Caller 1 : Yeah. Its pretty (unclear audio) now and his dosage is actually 15 mg. So, there is some room to step down.
Dr. Orlowski : Sure.
Caller 1 : Another question about what’s, you know, the recommended maintenance dosage is (unclear audio) tolerable or do you stick with the standard, you know, 5 mg dose?
Dr. Orlowski : Well, the cancer and leukemia group study that was done in the US which established in part along with the French study, lenalidomide maintenance as a standard began with 10 mg of lenalidomide which was taken everyday and then after three months the dose, if it was tolerated, was increased to 15, but it would not push past 15 mg. So, in general for maintenance, the goal is not to push it all the way to the highest tolerable dose but to try to find the dose that the patient will tolerate, hopefully for years and years because that means that the myeloma is staying away.

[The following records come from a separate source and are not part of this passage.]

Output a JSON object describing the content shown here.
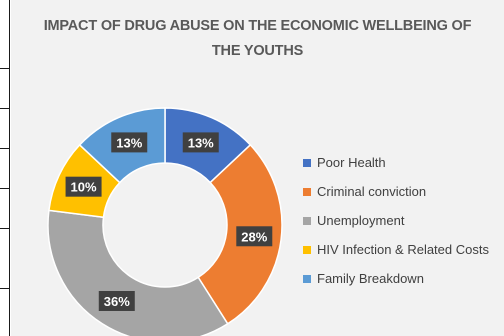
{
  "chart_data": {
    "type": "pie",
    "donut": true,
    "title": "IMPACT OF DRUG ABUSE ON THE ECONOMIC WELLBEING OF THE YOUTHS",
    "title_lines": [
      "IMPACT OF DRUG ABUSE ON THE ECONOMIC WELLBEING OF",
      "THE YOUTHS"
    ],
    "categories": [
      "Poor Health",
      "Criminal conviction",
      "Unemployment",
      "HIV Infection & Related Costs",
      "Family Breakdown"
    ],
    "values": [
      13,
      28,
      36,
      10,
      13
    ],
    "data_labels": [
      "13%",
      "28%",
      "36%",
      "10%",
      "13%"
    ],
    "colors": [
      "#4472c4",
      "#ed7d31",
      "#a5a5a5",
      "#ffc000",
      "#5b9bd5"
    ],
    "legend_position": "right"
  }
}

[01:00:05] Terrific! Thank you so much.
Dr. Orlowski : My pleasure.
Priya : I think… Yeah. Gentleman, we are almost coming to the end of our time and today answered over 8 questions out of the 11 that we had. Great going! Dr. Orlowski, thank you very much. It was an honor to have you here today. Gary, Pat, Jack, and Nick, thank you very, very much. Cure Talk thanks all its listeners and participants. Thank you all for your support and we look forward to having all of you join us for the next Cure Panel Talk Show. Fore more details of upcoming shows, please visit trialx.com/curetalk. Thank you.
Nick Van Dyk : Thank you, doctor.
Dr. Orlowski : My pleasure. Take care, everyone.